By the time the Saskatchewan Legislature resumes sitting June 15, it will have been almost three months since the sitting was suspended for the pandemic.
On Tuesday, the government and official opposition announced their house leaders had reached a deal, and the two sides would sit for three weeks between June 15 and July 3 — except on Canada Day.
An updated version of the province’s budget will be tabled on June 15 and 60 hours of debate will follow.
“This will be, by far, the most extensive scrutiny of any budget in any House in this nation since the beginning of the COVID-19 pandemic,” Premier Scott Moe said Tuesday.
In a statement released Tuesday, NDP Leader Ryan Meili said the deal to get back into the assembly came after weeks of pressure from the NDP and the public.
“We look forward to returning to the Legislature to push for an economic recovery plan that puts people first. And we’ll continue to push for accountability and answers to the government’s handling of COVID-19 and its economic fallout,” Meili said in the statement.
“Before COVID-19, far too many people in Saskatchewan were struggling to make ends meet — many more families are struggling now.
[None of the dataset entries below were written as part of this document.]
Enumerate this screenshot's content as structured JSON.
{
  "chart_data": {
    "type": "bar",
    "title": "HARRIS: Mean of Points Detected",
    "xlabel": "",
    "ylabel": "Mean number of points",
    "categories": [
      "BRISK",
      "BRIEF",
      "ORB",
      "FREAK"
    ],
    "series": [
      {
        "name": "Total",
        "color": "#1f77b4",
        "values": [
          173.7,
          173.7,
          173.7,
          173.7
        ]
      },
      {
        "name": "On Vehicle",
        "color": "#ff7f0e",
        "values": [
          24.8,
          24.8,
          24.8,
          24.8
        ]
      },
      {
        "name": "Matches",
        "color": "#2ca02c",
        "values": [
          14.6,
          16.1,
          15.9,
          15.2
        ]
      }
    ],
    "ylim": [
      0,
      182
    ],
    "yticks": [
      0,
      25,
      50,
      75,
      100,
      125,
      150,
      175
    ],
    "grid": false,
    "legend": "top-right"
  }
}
That’s why we need a plan for our economic recovery.”
The government was set to table its budget March 18, but at the last minute decided to table only spending estimates and work off special warrants for a while. It was explained that the pandemic was making revenues too difficult to predict.
In April, the province gave a fiscal update and predicted that revenues would be down.
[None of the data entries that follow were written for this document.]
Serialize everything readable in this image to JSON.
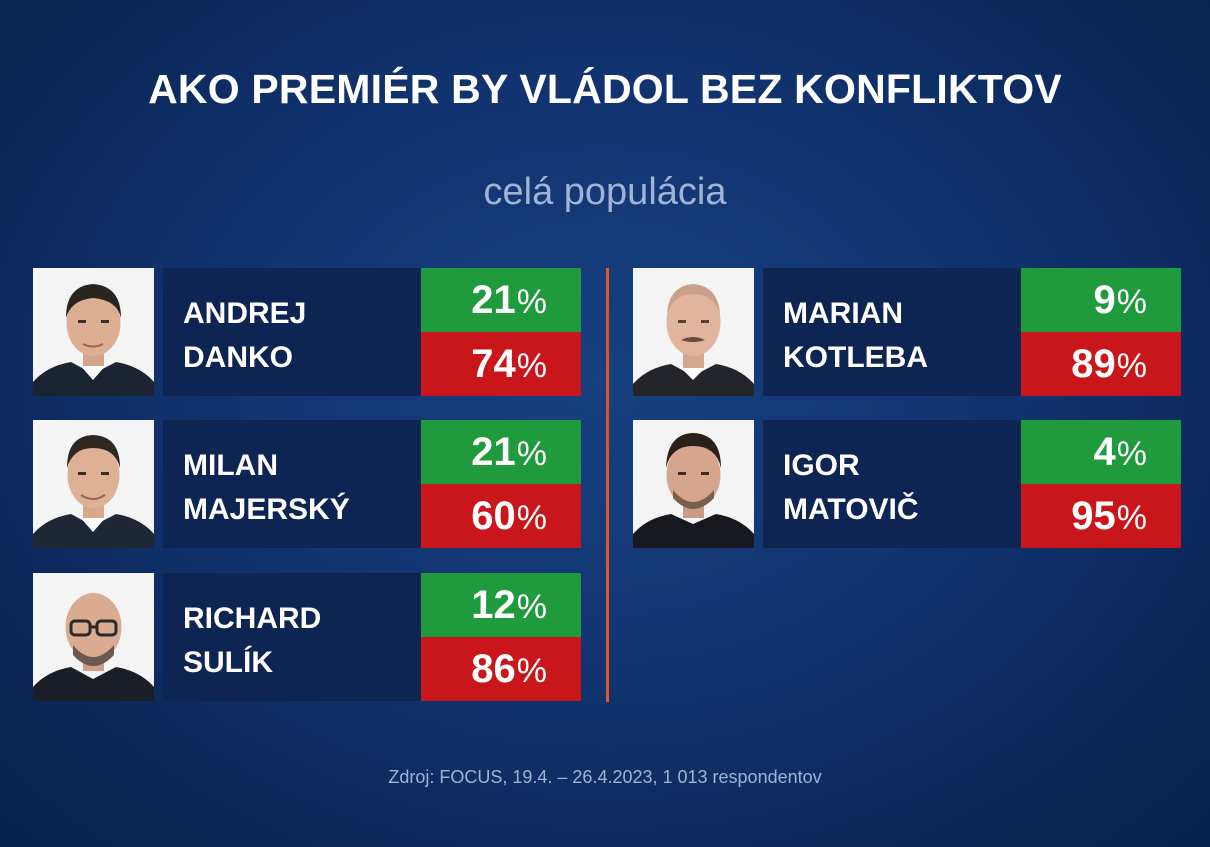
{
  "title": "AKO PREMIÉR BY VLÁDOL BEZ KONFLIKTOV",
  "subtitle": "celá populácia",
  "source": "Zdroj: FOCUS, 19.4. – 26.4.2023, 1 013 respondentov",
  "percent_sign": "%",
  "colors": {
    "positive": "#1f9a3c",
    "negative": "#c8161b",
    "divider": "#e2552a",
    "name_box": "#0e2452"
  },
  "people": [
    {
      "first": "ANDREJ",
      "last": "DANKO",
      "yes": "21",
      "no": "74"
    },
    {
      "first": "MILAN",
      "last": "MAJERSKÝ",
      "yes": "21",
      "no": "60"
    },
    {
      "first": "RICHARD",
      "last": "SULÍK",
      "yes": "12",
      "no": "86"
    },
    {
      "first": "MARIAN",
      "last": "KOTLEBA",
      "yes": "9",
      "no": "89"
    },
    {
      "first": "IGOR",
      "last": "MATOVIČ",
      "yes": "4",
      "no": "95"
    }
  ],
  "chart_data": {
    "type": "table",
    "title": "AKO PREMIÉR BY VLÁDOL BEZ KONFLIKTOV",
    "subtitle": "celá populácia",
    "categories": [
      "ANDREJ DANKO",
      "MILAN MAJERSKÝ",
      "RICHARD SULÍK",
      "MARIAN KOTLEBA",
      "IGOR MATOVIČ"
    ],
    "series": [
      {
        "values": [
          21,
          21,
          12,
          9,
          4
        ],
        "color": "#1f9a3c"
      },
      {
        "values": [
          74,
          60,
          86,
          89,
          95
        ],
        "color": "#c8161b"
      }
    ],
    "unit": "%"
  }
}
Moe said Tuesday the budget would be in a deficit.
“We will have a deficit this year due to the COVID-19 pandemic. That deficit will largely be attributed to a lowering of the revenues and that has been indicated and communicated by our minister of finance already,” said Moe.
Moe said the budget will, for the most part, be based on the spending estimates that were tabled in March, plus the initiatives that have been undertaken as part of the pandemic response.
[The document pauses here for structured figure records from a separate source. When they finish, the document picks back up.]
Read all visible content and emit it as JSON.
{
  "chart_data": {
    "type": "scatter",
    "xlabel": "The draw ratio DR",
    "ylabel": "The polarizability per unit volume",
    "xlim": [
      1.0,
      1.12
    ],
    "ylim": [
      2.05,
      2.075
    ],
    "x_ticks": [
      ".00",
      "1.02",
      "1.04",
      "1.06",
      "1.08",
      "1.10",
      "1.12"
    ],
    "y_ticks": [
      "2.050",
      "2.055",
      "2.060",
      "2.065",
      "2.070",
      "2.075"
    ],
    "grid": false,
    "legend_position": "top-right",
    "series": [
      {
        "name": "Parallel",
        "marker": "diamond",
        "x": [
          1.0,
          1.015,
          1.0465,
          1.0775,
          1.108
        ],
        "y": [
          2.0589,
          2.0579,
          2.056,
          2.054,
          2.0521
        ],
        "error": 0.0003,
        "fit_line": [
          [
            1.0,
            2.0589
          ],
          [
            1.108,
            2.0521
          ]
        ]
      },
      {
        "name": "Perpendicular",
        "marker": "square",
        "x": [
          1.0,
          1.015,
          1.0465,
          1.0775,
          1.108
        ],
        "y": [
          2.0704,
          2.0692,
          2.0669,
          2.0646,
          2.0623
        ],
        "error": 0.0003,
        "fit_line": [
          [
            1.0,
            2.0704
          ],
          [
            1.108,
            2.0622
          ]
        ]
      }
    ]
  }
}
“Our ministries have done a very good job of ensuring that the investment that they were allocated, the 5/12ths of the year that was allocated to them through the special warrant, they are remaining projected to operate, including health, to operate within the estimates that they have been granted,” the premier said.
Moe’s confidence in the budget remains and he echoed sentiments on Tuesday that he’d had before the pandemic, saying the budget is strong and gets the province on the path set out in the plan for growth.